À la Blogothèque, nous avons défini notre ligne éditoriale de la fiction par ce qu’on ne veut pas faire : pas de violence, horreur, ni fantastique. Nous privilégions les sujets sociaux. C’est ce qui nous anime le plus. Nous ne sommes pas contre défendre des projets de thriller ou de guerre, à condition qu’on sente quelque chose qui nous porte.
Pour ma part, je fonctionne beaucoup aux coups de cœur, lisant 5 à 10 projets par semaine et assistant à des festivals pour rencontrer les auteurs. Une fois que j’ai le coup de cœur, je développe un peu plus le projet avec les auteurs et puis je réfléchis à qui ça s’adresse, en termes de diffuseurs et d’audience. Les diffuseurs ont différentes entrées qui s’adressent à différents publics. Il faut donc savoir à qui on s’adresse. C’est vraiment très important.
Nous signons une option et j’ai 10 à 18 mois pour vendre le projet ou plutôt le développement, ce qui va me permettre de lancer l’écriture avec les auteurs et d’aller chercher des fonds en vue de la production.

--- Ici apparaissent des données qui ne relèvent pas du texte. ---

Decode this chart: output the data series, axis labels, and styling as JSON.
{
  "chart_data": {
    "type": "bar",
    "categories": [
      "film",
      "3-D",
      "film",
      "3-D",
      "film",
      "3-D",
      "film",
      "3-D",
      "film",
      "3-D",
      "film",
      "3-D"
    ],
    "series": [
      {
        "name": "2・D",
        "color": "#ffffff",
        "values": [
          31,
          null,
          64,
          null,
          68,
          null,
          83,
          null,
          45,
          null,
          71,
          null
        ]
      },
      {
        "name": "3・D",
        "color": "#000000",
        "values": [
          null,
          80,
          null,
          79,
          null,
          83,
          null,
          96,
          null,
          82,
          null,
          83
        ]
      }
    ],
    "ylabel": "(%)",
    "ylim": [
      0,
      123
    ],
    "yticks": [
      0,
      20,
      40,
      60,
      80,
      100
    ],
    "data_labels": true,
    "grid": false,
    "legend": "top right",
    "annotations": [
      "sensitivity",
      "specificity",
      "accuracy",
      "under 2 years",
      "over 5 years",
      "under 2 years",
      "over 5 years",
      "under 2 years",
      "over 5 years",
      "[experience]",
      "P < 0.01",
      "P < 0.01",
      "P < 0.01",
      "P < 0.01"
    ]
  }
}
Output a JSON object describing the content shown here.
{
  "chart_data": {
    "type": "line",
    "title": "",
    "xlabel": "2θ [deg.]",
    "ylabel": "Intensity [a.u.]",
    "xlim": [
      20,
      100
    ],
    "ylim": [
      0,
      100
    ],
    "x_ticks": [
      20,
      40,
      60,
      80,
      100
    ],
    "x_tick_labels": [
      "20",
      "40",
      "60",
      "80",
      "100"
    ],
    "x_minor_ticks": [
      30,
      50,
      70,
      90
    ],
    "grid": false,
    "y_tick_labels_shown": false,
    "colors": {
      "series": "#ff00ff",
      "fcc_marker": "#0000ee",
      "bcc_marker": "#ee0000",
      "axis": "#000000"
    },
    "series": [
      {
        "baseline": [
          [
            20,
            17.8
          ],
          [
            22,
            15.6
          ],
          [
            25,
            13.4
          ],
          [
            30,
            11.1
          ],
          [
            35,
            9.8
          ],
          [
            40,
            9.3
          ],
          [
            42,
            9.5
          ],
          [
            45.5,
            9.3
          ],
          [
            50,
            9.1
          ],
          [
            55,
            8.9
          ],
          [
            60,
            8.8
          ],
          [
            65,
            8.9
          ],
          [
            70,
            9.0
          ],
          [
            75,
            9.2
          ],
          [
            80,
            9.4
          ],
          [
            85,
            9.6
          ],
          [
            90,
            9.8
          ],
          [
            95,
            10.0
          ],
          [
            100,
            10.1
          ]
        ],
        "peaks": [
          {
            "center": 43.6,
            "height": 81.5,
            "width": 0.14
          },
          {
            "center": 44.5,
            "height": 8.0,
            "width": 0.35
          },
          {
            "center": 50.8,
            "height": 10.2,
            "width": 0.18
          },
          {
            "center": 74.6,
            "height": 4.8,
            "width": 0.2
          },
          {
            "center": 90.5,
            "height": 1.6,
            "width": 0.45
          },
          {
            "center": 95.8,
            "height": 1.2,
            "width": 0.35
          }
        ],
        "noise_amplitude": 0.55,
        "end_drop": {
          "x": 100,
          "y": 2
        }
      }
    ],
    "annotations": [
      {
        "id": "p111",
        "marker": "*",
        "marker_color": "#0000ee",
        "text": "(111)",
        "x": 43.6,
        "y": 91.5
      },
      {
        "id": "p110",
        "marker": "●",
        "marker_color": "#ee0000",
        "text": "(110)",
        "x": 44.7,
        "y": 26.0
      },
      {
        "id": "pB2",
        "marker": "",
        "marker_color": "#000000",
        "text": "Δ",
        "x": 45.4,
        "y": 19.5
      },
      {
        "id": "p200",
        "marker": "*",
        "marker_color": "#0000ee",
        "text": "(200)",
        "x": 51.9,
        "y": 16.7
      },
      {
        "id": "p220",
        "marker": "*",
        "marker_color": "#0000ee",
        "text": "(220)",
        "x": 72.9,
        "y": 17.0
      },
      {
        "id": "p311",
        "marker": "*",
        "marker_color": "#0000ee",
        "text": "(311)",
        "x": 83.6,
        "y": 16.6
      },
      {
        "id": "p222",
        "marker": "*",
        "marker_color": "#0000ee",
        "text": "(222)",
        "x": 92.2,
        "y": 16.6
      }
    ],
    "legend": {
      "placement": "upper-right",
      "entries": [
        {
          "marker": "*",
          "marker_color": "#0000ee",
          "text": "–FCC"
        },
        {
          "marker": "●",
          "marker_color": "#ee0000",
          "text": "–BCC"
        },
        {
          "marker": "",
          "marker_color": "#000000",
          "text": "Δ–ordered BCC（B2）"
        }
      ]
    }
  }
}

Je reçois souvent des projets avec des concepts forts et radicaux. Je pense que c’est parce que j’ai commencé par ce type de formats (ndlr : notamment 18h30, une mini-série tournée uniquement en plans séquences) ! Plus j’avance, plus mon œil s’affine, et je redirige ceux que je ne peux pas défendre efficacement. Actuellement, je développe des projets comme Georges est parti d’Elodie Wallace et Déborah Grundman et un projet sur la dépersonnalisation en psychiatrie avec Julie Bargeton.
Votre dernière production, Bouchon, a été tournée entièrement dans la Somme et plus particulièrement à Amiens. Pourquoi ce choix ? Y a-t-il des avantages à tourner en région Hauts-de-France ?
La diversité des décors, la qualité des équipes techniques et la proximité avec Paris rendent la région idéale. Amiens s’est imposée aussi par commodité personnelle et professionnelle. Le chef opérateur, ayant étudié à Amiens, était enthousiaste. Nous avons été également bien soutenus par Gauthier Manot des Malandrins et des Faquins (ndlr : sociétés amiénoises de production et d’accompagnement audiovisuel), ce qui a facilité le tournage.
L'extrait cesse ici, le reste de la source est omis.